Today Paul Krugman and Bob Herbert take note of America's current inability to do anything. It seems preposterous now to think we are simply inferior to some other nations, but it should have seemed preposterous years ago. The problem we have is not bad workers but bad leaders.
The main reason goods are cheaper when made overseas would be the virtual slave labor employed in making them. This is the fruit of 60 years of the CIA and other agencies working abroad to kill labor leaders and beat working class parties at the polls. American goods are still competitive in America when they compete with products of organized labor overseas, and would be more so if we provided workers with some of the subsidies that help keep wage demands down in Europe.

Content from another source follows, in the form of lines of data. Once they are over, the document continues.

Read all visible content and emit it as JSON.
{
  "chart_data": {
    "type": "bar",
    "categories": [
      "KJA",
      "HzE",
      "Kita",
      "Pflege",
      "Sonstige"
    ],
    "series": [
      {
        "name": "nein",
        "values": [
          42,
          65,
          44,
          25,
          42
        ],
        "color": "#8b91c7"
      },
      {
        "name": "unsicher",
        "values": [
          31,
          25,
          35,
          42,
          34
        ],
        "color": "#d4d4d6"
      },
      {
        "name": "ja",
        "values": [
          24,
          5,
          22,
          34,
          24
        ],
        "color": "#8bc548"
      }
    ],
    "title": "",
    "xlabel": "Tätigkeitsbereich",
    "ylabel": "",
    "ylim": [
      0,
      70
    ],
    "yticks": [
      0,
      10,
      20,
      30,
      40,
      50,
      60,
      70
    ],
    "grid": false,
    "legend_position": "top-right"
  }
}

American industry, in short, has been trashed by businesses that want to use us as a large market, but have no other interest in America. It is, in short, a sort of inside-out imperialism, in which the powerful central country exports money, and weaponry to suppress unions abroad, but nothing else, importing the manufactured goods formerly imagined to be the exports of the central economy. As far as these people are concerned, things will be fine as long as we keep forking out the cash- regardless of whether we fall to number 27 or 41 on the list of world living standards.
And, thanks to a recent Supreme Court decision, these businesses are now free to buy as much, or as little, of our government as they require. Things could get quite a bit worse before they get better.